Now, because of what happened at Incredible Pizza and because of the prevalence of guns – something which will, in all likelihood, be abetted by Tennessee’s permitless carry law – it’s time to screen patrons who are just looking to play some games and to have pizza and birthday cake.

“Imagine a police officer, who has pistol training, and who has to keep training to keep up because they aren’t always accurate,” Gallagher said.

“Now, imagine a 17-year-old who starts shooting in a pizza parlor. You know there’s going to be errant bullets, there’s going to be stray bullets, there’s going to be collateral damage, because they don’t know what they’re doing…”

That's a formula for turning a birthday party into a future funeral procession.

Screening people for weapons at game arcades, restaurants, and places where people gather to indulge in escapism might seem harsh. No parent wants their children, at least in that space, to be reminded of a world where guns and other weapons exist to hurt them.


They want to take their children to places where they can revel in childhood pleasures and make childhood memories; memories that metal detection wands and inspection upon entry ideally, shouldn’t be a part of.

And all patrons want to be treated as patrons, and not as potential perpetrators.

But while metal detectors or wands at the entrance of such places - some may already have them - might force parents of young children to have a difficult conversation with them, that conversation will be more difficult if their children have to duck for cover to avoid being shot by someone inside a pizza and game arcade, or worse, if they see someone fatally shot before their eyes.

Also, a grittier reality lurks behind this dilemma: The reality that many young Black men, many of whom are from communities that are socially and economically isolated, resort to violence during arguments to defend the only credibility they’ve been duped into believing they possess.

That credibility being street credibility.

“If you know you aren’t going to Yale, if you know you’re not going to be a doctor, or a lawyer or a teacher, then all you have is your street credibility,” Gallagher said. “So, if someone disses you, or questions your masculinity, if you don’t respond appropriately, you are a mark.
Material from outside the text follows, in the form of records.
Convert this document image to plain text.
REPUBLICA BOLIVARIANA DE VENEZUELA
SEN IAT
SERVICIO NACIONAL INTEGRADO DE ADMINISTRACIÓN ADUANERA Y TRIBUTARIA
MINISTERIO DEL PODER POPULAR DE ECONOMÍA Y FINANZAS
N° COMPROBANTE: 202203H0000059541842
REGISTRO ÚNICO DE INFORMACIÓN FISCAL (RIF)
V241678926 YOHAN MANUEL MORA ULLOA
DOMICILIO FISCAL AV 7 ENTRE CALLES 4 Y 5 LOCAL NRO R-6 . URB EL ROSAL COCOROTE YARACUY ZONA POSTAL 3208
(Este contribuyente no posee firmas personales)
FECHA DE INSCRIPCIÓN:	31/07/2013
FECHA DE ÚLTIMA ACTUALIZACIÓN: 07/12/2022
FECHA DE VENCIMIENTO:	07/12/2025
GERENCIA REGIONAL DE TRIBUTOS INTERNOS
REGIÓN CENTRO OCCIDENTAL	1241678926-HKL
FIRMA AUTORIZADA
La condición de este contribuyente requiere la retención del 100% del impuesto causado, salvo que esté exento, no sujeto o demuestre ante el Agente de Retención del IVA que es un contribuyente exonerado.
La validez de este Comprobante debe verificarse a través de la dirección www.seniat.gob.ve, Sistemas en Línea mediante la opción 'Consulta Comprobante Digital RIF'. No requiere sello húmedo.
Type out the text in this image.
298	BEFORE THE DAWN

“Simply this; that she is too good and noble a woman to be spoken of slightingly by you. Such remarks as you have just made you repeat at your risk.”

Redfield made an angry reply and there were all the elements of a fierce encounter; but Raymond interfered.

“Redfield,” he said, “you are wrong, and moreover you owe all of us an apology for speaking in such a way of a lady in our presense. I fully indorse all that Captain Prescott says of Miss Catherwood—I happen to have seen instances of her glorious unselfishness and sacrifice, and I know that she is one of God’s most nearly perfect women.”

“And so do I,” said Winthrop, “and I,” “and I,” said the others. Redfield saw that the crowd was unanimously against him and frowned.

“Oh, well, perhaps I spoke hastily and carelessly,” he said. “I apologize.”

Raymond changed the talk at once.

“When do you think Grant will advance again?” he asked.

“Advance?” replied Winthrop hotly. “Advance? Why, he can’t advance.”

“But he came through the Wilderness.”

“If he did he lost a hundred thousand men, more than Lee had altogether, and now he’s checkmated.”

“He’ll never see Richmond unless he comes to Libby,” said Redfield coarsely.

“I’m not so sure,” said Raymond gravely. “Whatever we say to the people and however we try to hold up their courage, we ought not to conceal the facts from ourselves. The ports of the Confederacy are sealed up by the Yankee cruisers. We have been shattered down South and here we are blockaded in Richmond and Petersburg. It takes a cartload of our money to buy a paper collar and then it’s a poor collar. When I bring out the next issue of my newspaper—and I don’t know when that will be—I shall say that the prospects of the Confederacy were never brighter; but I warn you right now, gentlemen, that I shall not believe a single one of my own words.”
You are weak…

“If you don’t step up, everyone knows you didn’t step up. And the way to step up is with a gun.”

What’s also tragic here – besides the fact that spaces for fun must now be guarded spaces – by allegedly stepping up with a gun, Greer will have to step out of the lives of his family.

For a long time.

“Here’s the reality. This young man is going to jail.” Gallagher said. “He’ll be taken out of his community for five to 10 years…

“All because of this moment when he couldn’t control his temper and he had access to a handgun.”